Hallo , danke für Deine Nachfrage. Damit eine Verfahrenshandlung ihrer Adressatin gegenüber wirksam vorgenommen werden kann, ist tatsächlich nur maßgeblich, ob diese jeweilige Adressatin als solche verfahrensbeteiligt/handlungsfähig i.S.d. § 12 VwVfG ist, also dort in Abs. 1 Nr. 1 bis 4 aufgezählt ist. Juristische Personen sind in § 12 Abs. 1 Nr. 3 VwVfG aufgezählt. Daher sind sie handlungsfähig, also auch taugliche Adressaten einer jeden Verfahrenshandlung wie der Bekanntgabe.

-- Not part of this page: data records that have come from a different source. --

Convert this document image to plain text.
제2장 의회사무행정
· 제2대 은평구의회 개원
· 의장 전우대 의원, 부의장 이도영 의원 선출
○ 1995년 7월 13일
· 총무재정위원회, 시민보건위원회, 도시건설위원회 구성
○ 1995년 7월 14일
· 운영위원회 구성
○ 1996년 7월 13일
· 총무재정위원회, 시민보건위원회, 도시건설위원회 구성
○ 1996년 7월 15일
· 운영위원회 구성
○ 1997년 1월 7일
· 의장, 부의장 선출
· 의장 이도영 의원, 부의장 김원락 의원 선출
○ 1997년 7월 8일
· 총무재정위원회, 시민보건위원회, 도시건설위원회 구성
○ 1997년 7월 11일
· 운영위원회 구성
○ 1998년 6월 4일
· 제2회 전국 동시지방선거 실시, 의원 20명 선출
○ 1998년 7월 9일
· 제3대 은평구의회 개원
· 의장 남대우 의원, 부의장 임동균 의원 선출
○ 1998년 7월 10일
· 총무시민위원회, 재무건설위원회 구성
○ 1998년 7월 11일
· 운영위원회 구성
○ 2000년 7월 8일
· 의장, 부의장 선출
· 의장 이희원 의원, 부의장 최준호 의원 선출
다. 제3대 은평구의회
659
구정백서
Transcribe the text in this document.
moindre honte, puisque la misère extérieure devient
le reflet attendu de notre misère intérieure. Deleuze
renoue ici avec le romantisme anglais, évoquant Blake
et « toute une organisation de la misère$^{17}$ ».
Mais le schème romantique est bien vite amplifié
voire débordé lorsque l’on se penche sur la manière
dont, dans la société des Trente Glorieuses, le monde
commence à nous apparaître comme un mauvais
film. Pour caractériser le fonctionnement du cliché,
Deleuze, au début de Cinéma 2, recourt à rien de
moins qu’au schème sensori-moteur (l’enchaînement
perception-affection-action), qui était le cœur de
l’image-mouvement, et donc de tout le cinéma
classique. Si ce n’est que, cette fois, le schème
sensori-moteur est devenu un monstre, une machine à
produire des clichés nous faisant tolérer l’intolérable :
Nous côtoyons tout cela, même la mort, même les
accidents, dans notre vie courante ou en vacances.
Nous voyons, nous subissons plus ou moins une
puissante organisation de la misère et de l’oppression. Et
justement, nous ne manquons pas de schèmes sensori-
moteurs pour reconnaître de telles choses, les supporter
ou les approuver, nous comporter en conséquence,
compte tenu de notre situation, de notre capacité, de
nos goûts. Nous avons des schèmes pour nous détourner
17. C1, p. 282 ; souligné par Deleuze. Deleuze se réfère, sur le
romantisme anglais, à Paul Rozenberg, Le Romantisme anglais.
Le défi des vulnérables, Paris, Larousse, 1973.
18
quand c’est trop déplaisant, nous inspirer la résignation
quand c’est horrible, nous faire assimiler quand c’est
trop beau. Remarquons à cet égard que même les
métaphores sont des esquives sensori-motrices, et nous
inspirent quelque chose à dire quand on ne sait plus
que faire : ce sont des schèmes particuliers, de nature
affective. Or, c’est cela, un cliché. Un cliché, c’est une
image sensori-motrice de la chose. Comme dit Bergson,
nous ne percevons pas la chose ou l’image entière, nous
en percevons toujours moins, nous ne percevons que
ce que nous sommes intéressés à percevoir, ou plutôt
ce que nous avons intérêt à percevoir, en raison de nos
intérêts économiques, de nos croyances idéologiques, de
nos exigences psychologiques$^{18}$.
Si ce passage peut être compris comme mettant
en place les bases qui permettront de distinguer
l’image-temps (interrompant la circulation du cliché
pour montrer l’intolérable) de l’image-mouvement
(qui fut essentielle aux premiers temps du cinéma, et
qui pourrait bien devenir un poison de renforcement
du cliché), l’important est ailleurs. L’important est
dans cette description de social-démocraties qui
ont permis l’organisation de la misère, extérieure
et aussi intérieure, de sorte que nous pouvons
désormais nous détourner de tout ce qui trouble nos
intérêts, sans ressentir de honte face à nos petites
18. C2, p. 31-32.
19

Entscheidend ist in diesem Kontext also nur, dass die juristische Person in jedem Fall selbst Verfahrensbeteiligte ist (anders etwa als nicht geschäftsfähige natürliche Personen, s. § 12 Abs. 1 Nr. 1 VwVfG). Dass verwaltungsverfahrensrechtliche Handlungen in einem zweiten Schritt "durch ihre gesetzlichen Vertreter" vorzunehmen sind, ist in diesem Kontext also insoweit nicht zu beachten, daher die Formulierung. Ich hoffe das hat geholfen! Viele Grüße, Merle für das Jurafuchs-Team, @[Lukas_Mengestu](136780)

<I

<isa_hh>

2.4.2024, 16:13:09

Das hat total geholfen! Herzlichen Dank für die ausführliche Erklärung, Merle.

BU✨

busy B 🐝 ✨

13.5.2024, 13:50:20

Ich hab eine Folgefrage: Bedeutet das, dass der VA nicht bekannt gegeben worden wäre, wäre er dem gesetzlichen Vertreter der juristischen Person zB an seine Privatadresse geschickt worden? Also ist da immer der Sitz der juristischen Person Ort des Zugangs entscheidend?